El gobernador rionegrino, Alberto Weretilneck, consiguió en tan solo dos años reducir un 39,4% la deuda pública de la provincia. Este hito histórico es una oportunidad única para generar más obras que permitan impulsar más inversiones y desarrollo para Rio Negro.

El gobernador de Río Negro, Alberto Weretilneck, celebró un avance histórico en la administración provincial al lograr una reducción del 39,4% de la deuda pública en apenas dos años de gestión. Este ordenamiento de las cuentas, explicó, no solo fortalece la economía rionegrina, sino que también abre una ventana de oportunidades para multiplicar las inversiones y encarar nuevas obras de infraestructura.

Weretilneck remarcó que la baja del endeudamiento constituye un hito inédito en la historia reciente de la provincia, ya que permite destinar recursos que antes estaban comprometidos al pago de obligaciones financieras hacia proyectos que impactan directamente en la vida de los ciudadanos.
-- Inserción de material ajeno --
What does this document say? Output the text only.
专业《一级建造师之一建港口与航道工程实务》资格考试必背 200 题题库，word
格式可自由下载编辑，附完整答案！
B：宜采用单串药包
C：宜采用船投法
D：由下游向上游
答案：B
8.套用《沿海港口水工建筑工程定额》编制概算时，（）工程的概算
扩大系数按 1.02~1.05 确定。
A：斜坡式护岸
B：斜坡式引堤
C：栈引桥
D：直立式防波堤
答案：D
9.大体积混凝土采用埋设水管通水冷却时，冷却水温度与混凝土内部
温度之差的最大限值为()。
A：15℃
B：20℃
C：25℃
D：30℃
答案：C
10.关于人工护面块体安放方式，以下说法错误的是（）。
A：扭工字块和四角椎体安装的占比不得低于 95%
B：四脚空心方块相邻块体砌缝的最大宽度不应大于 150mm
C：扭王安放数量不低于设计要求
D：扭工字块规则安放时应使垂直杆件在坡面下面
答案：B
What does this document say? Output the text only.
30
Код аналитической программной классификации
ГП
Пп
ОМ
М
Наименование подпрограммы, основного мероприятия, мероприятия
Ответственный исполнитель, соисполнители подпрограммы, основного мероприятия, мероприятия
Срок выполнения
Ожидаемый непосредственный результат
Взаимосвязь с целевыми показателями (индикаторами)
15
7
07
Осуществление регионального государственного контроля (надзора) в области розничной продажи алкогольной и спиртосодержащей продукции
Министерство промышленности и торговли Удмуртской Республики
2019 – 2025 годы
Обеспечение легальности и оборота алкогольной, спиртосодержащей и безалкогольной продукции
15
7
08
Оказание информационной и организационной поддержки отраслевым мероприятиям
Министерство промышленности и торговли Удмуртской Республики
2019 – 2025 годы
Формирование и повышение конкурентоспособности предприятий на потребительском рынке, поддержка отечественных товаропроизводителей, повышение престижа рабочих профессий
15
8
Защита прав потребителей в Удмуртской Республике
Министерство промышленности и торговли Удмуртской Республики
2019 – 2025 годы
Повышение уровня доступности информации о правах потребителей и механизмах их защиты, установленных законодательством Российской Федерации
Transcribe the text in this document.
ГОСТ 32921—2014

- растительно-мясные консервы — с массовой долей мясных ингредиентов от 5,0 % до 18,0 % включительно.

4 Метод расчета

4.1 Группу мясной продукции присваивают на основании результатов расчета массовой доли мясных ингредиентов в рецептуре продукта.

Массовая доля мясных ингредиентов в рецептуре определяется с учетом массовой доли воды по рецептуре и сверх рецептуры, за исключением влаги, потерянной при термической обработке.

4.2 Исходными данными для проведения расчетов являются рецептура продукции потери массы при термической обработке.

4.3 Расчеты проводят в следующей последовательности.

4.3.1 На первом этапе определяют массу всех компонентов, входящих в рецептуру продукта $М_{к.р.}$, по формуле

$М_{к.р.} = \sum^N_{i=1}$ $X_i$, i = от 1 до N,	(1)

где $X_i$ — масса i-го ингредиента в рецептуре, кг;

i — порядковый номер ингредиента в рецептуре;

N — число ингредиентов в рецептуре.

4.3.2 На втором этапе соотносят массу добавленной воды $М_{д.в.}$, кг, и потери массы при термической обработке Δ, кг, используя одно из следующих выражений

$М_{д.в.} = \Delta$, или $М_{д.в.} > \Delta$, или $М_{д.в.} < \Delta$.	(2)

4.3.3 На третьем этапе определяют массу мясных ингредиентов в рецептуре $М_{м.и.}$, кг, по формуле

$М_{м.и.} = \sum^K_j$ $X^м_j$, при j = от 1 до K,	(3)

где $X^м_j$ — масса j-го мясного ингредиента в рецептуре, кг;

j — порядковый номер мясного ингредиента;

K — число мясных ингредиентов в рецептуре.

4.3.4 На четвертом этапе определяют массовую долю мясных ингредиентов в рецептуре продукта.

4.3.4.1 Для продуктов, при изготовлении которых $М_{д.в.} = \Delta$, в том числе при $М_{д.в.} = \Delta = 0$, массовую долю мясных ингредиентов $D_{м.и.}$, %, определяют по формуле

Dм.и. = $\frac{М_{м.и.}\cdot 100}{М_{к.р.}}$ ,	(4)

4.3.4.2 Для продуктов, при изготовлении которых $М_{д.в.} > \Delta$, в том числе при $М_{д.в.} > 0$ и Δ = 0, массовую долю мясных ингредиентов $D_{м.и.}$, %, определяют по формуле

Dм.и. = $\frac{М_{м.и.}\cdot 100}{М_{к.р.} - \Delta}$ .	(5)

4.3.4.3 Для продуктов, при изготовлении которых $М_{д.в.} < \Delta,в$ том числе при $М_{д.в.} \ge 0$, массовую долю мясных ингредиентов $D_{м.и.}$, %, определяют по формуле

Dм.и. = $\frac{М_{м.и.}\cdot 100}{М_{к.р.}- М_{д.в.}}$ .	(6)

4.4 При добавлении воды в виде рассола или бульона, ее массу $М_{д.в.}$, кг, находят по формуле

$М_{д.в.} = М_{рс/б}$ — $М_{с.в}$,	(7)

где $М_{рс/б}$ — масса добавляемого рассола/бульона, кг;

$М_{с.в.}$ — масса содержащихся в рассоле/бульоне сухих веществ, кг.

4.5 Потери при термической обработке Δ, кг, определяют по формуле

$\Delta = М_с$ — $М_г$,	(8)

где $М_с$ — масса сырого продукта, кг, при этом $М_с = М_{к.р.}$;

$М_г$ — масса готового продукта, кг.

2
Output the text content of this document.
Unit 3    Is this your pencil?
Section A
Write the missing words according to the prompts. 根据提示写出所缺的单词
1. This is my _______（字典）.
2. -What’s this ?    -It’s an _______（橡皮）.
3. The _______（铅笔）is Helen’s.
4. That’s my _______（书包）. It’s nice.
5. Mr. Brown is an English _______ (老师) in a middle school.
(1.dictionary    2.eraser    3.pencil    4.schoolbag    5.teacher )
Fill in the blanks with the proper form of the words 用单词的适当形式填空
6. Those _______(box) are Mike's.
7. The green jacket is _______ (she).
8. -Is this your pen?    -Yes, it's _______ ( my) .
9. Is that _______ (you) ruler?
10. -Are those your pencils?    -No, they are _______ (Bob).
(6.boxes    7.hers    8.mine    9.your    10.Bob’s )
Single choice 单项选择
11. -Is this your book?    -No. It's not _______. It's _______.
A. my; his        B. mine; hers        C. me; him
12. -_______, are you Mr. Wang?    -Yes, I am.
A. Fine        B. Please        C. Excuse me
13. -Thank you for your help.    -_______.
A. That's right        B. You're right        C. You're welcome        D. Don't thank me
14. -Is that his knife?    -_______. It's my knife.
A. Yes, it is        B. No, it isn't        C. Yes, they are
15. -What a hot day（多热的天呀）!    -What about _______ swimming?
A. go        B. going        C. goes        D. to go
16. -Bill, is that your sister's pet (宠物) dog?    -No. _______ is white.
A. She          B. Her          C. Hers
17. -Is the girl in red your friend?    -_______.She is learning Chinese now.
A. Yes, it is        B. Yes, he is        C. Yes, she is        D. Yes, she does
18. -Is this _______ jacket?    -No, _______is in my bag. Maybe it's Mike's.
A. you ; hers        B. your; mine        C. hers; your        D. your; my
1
Entre ellos, mencionó obras viales, mejoras en hospitales, escuelas y programas productivos que apuntan a generar empleo y desarrollo regional.

El mandatario explicó que este resultado es fruto de una política de responsabilidad fiscal y gestión eficiente, que priorizó el equilibrio en las cuentas y la administración cuidadosa de los recursos. Pese a un contexto nacional de ajuste y recortes, Río Negro logró marcar un camino propio, demostrando que con disciplina y planificación es posible sostener la inversión pública.

Con este logro, Weretilneck reafirma su visión de una provincia con más defensa de sus intereses y menos dependencia de la deuda externa, apostando a un modelo de desarrollo autónomo y sostenible. Según expresó, ordenar la economía provincial es la base para garantizar un futuro con más obras, inversiones y oportunidades para todos los rionegrinos.